The GDELT Project

Using The GSG Document Embeddings To Visualize Story Clusters Using Gephi

How might we visualize the narrative clusters of a given topic using the new Global Similarity Graph Document Embeddings dataset? Let's say we are interested in vaccination-related coverage from August 4, 2021. We can query the GKG 2.0 for related coverage using the V2Themes field, searching for "%VACCIN%VACCIN%" to return articles that mention vaccination twice as a simple relevancy filter, then use this list of URLs to filter the GSG embedding dataset to just vaccine-related coverage on that day. We can then use a CROSS JOIN in BigQuery to fold this dataset onto itself and compute pairwise cosine similarity across the entire dataset. Of the 19,598 matching articles, this means we have to compute 384 million pairwise similarity comparisons, which BigQuery is able to do in just 2 minutes 1 second and output the top most similar results. Since the browser-based BigQuery UI limits us to just 16,000 rows, we'll limit our output to the top 16K most similar article pairs. We'll also use an "order by rand() limit 20000" to limit ourselves to a random sample of up to 20,000 matching articles. In this case there are only 19,598 matching results, but for larger queries this gives us a safety threshold. Finally, we format the output results in Gephi's native edge format so we can load the resulting CSV file directly into Gephi for visualization.
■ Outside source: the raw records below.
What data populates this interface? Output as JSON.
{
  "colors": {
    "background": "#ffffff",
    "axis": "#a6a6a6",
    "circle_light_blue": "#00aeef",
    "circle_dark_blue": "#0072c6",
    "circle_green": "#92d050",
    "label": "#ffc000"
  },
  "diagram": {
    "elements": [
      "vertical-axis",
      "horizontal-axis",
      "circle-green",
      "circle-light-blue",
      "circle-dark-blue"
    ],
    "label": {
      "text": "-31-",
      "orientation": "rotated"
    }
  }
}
This entire workflow is encapsulated in the following query that takes just 2 minutes 1 second to compute all 384 million pairwise similarity comparisons:

CREATE TEMPORARY FUNCTION cossim(a ARRAY<FLOAT64>, b ARRAY<FLOAT64>)
RETURNS FLOAT64 LANGUAGE js AS '''
var sumt=0, suma=0, sumb=0;
for(i=0;i<a.length;i++) {
sumt += (a[i]*b[i]);
suma += (a[i]*a[i]);
sumb += (b[i]*b[i]);
}
suma = Math.sqrt(suma);
sumb = Math.sqrt(sumb);
return sumt/(suma*sumb);
''';

WITH data AS (
SELECT ANY_VALUE(url) url, ANY_VALUE(lang) lang, title, ANY_VALUE(docembed) docembed FROM `gdelt-bq.gdeltv2.gsg_docembed` WHERE DATE(date) = "2021-08-04" and url in 
(SELECT DocumentIdentifier FROM `gdelt-bq.gdeltv2.gkg_partitioned` WHERE DATE(_PARTITIONTIME) = "2021-08-04" and V2Themes like '%VACCIN%VACCIN%')
group by title order by rand() limit 20000
)
select a.title Source, b.title Target, "Undirected" Type, cossim(a.docembed, b.docembed) Weight from data a cross join data b where a.url != b.url and a.title != b.title and cossim(a.docembed, b.docembed) > 0.6 and cossim(a.docembed, b.docembed) < 0.99 order by Weight desc limit 16000

We then bring this into Gephi to visualize using OpenOrd. You can download the final results as a zoomable PDF (you'll likely have to zoom in to 3,000%+ zoom to see readable text):

Immediately clear is that the dataset is clustered into myriad tiny isolate clusters. As a graph visualization platform, Gephi only knows about the explicit links between each article and thus clusters are not positioned based on similarity. You can see a preview version of the zoomable PDF file below. While the contents of each cluster are interesting, it is clear that representing the pairwise article similarities as a graph and visualizing in Gephi will yield limited results, which is why embeddings are typically visualized through other techniques like UMAP or t-SNE.